Nothing to do with status
A tasty meal when well-prepared and complimented with delicious sauce however, posho is not just a fall-back plan for school children and other classes of people like refugees and builders who may not be able to afford other types of foods like rice or matooke. It is a favourite and preferred meal for some people, like Dr Yunus Ssegujja, who says, he can eat only posho at every meal every day of the year if the sauce it is served with is equally tasty.

By “nicely cooked,” Dr Ssegujja means it is mingled the usual way and then steamed for two or three hours in banana leaves for that fresh smelling scent. Beef, chicken, beans, vegetables and peas all fall in the group of good compliments to the dish. For Stella Ahimbisibwe, even ground nuts sauce with posho is a good combination.

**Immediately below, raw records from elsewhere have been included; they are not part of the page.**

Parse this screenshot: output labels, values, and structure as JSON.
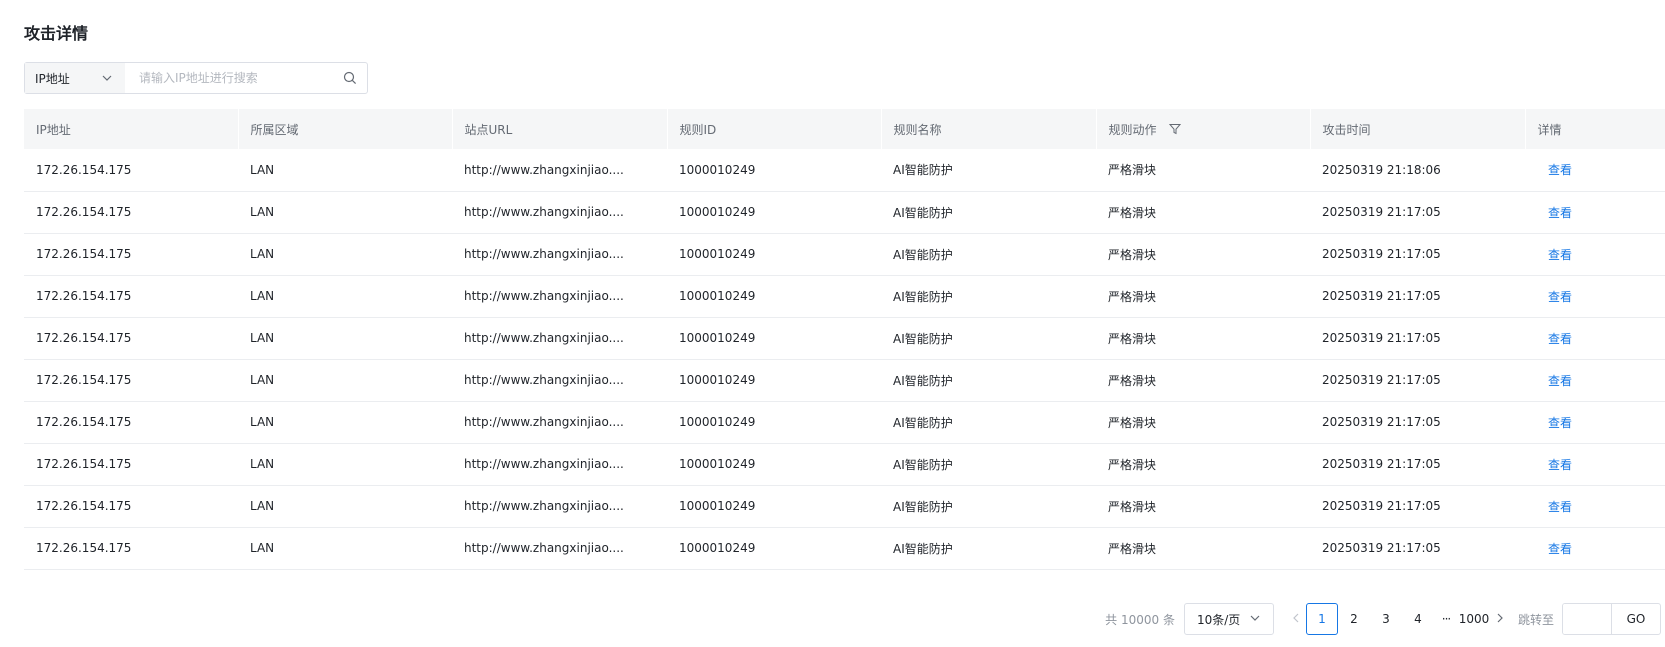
{
  "page": {
    "title": "攻击详情"
  },
  "search": {
    "field_selected": "IP地址",
    "placeholder": "请输入IP地址进行搜索",
    "value": ""
  },
  "table": {
    "columns": [
      "IP地址",
      "所属区域",
      "站点URL",
      "规则ID",
      "规则名称",
      "规则动作",
      "攻击时间",
      "详情"
    ],
    "rows": [
      {
        "ip": "172.26.154.175",
        "region": "LAN",
        "url": "http://www.zhangxinjiao....",
        "rule_id": "1000010249",
        "rule_name": "AI智能防护",
        "action": "严格滑块",
        "time": "20250319 21:18:06",
        "detail": "查看"
      },
      {
        "ip": "172.26.154.175",
        "region": "LAN",
        "url": "http://www.zhangxinjiao....",
        "rule_id": "1000010249",
        "rule_name": "AI智能防护",
        "action": "严格滑块",
        "time": "20250319 21:17:05",
        "detail": "查看"
      },
      {
        "ip": "172.26.154.175",
        "region": "LAN",
        "url": "http://www.zhangxinjiao....",
        "rule_id": "1000010249",
        "rule_name": "AI智能防护",
        "action": "严格滑块",
        "time": "20250319 21:17:05",
        "detail": "查看"
      },
      {
        "ip": "172.26.154.175",
        "region": "LAN",
        "url": "http://www.zhangxinjiao....",
        "rule_id": "1000010249",
        "rule_name": "AI智能防护",
        "action": "严格滑块",
        "time": "20250319 21:17:05",
        "detail": "查看"
      },
      {
        "ip": "172.26.154.175",
        "region": "LAN",
        "url": "http://www.zhangxinjiao....",
        "rule_id": "1000010249",
        "rule_name": "AI智能防护",
        "action": "严格滑块",
        "time": "20250319 21:17:05",
        "detail": "查看"
      },
      {
        "ip": "172.26.154.175",
        "region": "LAN",
        "url": "http://www.zhangxinjiao....",
        "rule_id": "1000010249",
        "rule_name": "AI智能防护",
        "action": "严格滑块",
        "time": "20250319 21:17:05",
        "detail": "查看"
      },
      {
        "ip": "172.26.154.175",
        "region": "LAN",
        "url": "http://www.zhangxinjiao....",
        "rule_id": "1000010249",
        "rule_name": "AI智能防护",
        "action": "严格滑块",
        "time": "20250319 21:17:05",
        "detail": "查看"
      },
      {
        "ip": "172.26.154.175",
        "region": "LAN",
        "url": "http://www.zhangxinjiao....",
        "rule_id": "1000010249",
        "rule_name": "AI智能防护",
        "action": "严格滑块",
        "time": "20250319 21:17:05",
        "detail": "查看"
      },
      {
        "ip": "172.26.154.175",
        "region": "LAN",
        "url": "http://www.zhangxinjiao....",
        "rule_id": "1000010249",
        "rule_name": "AI智能防护",
        "action": "严格滑块",
        "time": "20250319 21:17:05",
        "detail": "查看"
      },
      {
        "ip": "172.26.154.175",
        "region": "LAN",
        "url": "http://www.zhangxinjiao....",
        "rule_id": "1000010249",
        "rule_name": "AI智能防护",
        "action": "严格滑块",
        "time": "20250319 21:17:05",
        "detail": "查看"
      }
    ]
  },
  "pagination": {
    "total_text": "共 10000 条",
    "page_size": "10条/页",
    "pages": [
      "1",
      "2",
      "3",
      "4"
    ],
    "current_page": "1",
    "ellipsis": "···",
    "last_page": "1000",
    "jump_label": "跳转至",
    "jump_value": "",
    "go_label": "GO"
  },
  "colors": {
    "accent": "#1677e5",
    "header_bg": "#f5f6f7",
    "border": "#dcdfe6",
    "row_divider": "#ebedf0",
    "muted_text": "#8f959e"
  },
  "icons": {
    "search": "search-icon",
    "dropdown": "chevron-down-icon",
    "filter": "filter-icon",
    "prev": "chevron-left-icon",
    "next": "chevron-right-icon"
  }
}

Moses Lukwago, a chef at Hotel Africana, says some guests will not have a meal without posho. He explains why wealthy guests, unlike students, who may have no choice, ask for posho: “Most of the other foods, like matooke or Irish potatoes are mainly composed of water. It is an energy-giving food that ably satisfies for a long time.”

But posho is not just a staple on the Ugandan food varieties. Many other countries prepare it in almost the same way as we do. In Kenya, for example, it is a staple food of sorts and it is called ugali. According to answers.com, it is called kpekple in Ghana, bidia in the Democratic Republic of Congo, sadza in Zimbabwe, putu in Zululand and mealie in South Africa.